Another component of calculating the effects of GKRS on pituitary adenomas is identifying the performance status in the study population. Our study demonstrated that there was no significant difference in KPS scores (median KPS: 90 versus 90) after GKRS.
Although this study did not show serious complications including, radionecrosis, CVA, and neoplasia, hydrocephalus was found in one patient. This finding partially agrees with previous reports.3 Lastly, our current study revealed that six patients (10.5%) required additional treatment including GKRS and resection after the initial GKRS due to progression of the tumors and worsening of signs and symptoms.

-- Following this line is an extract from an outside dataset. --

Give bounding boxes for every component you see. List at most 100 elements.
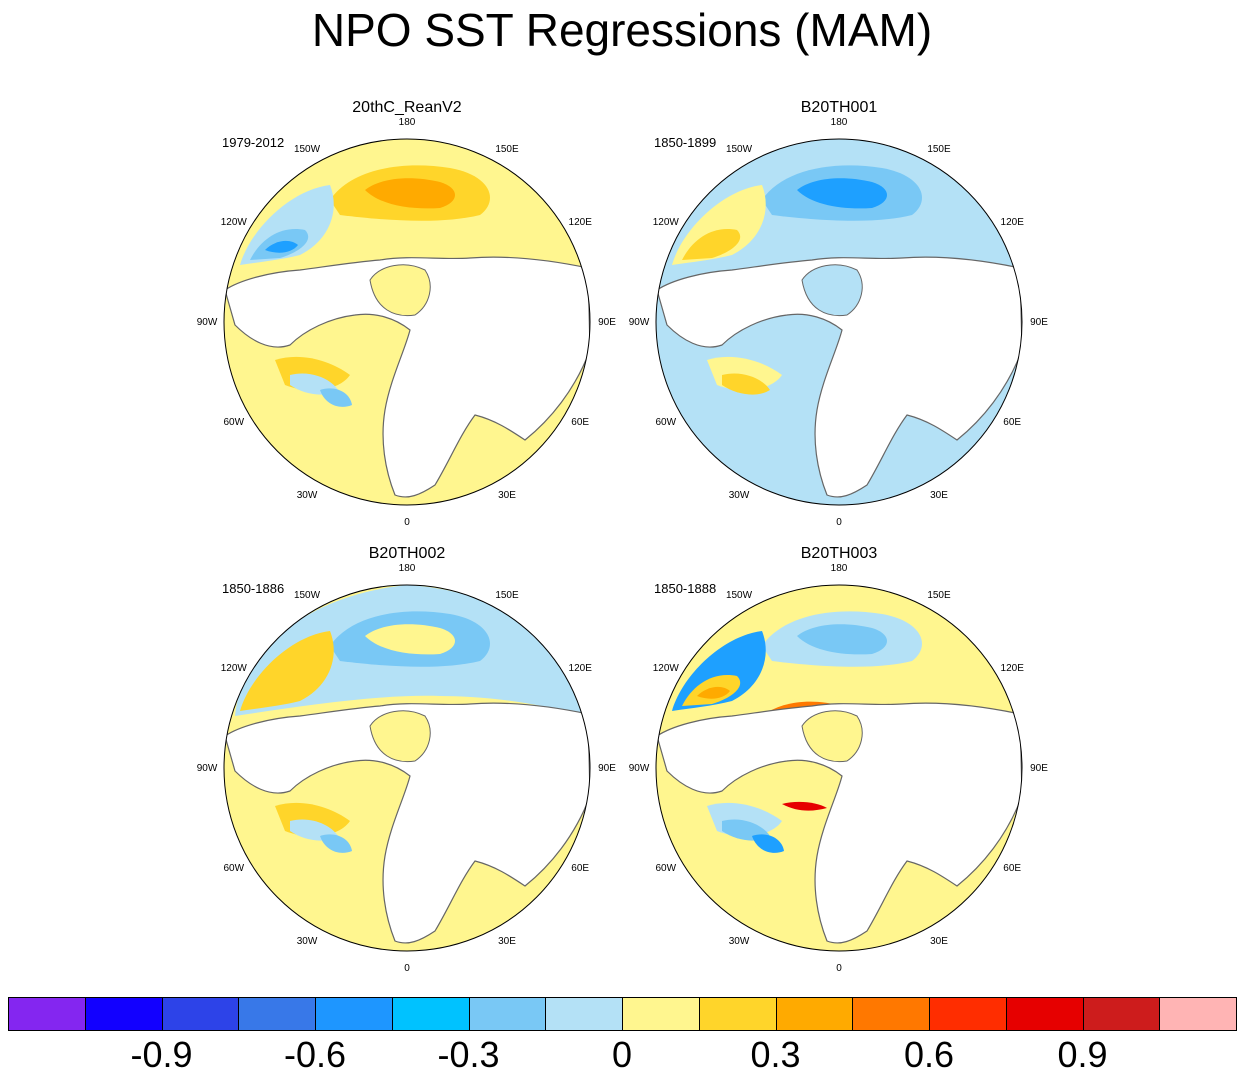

Ideally, the patients who had undergone repeat GKRS should have had a transsphenoidal resection of the tumor, but they were not interested in any operative intervention.
Limitations
This study is limited as a retrospective design and lacked a true control group. Given the good tumor growth control, good overall progression-free survival rate, possible preservation of neurologic functions, and lesser number of complications, GKRS is an important treatment option for patients with NFAs. In addition, GKRS can also be a good treatment option for patients with recurrent or residual NFAs to avoid repeated resections along with craniotomy-related complications. Further randomized controlled studies of a large volume of patients with NFAs are required to accomplish a good comparison of treatment modalities.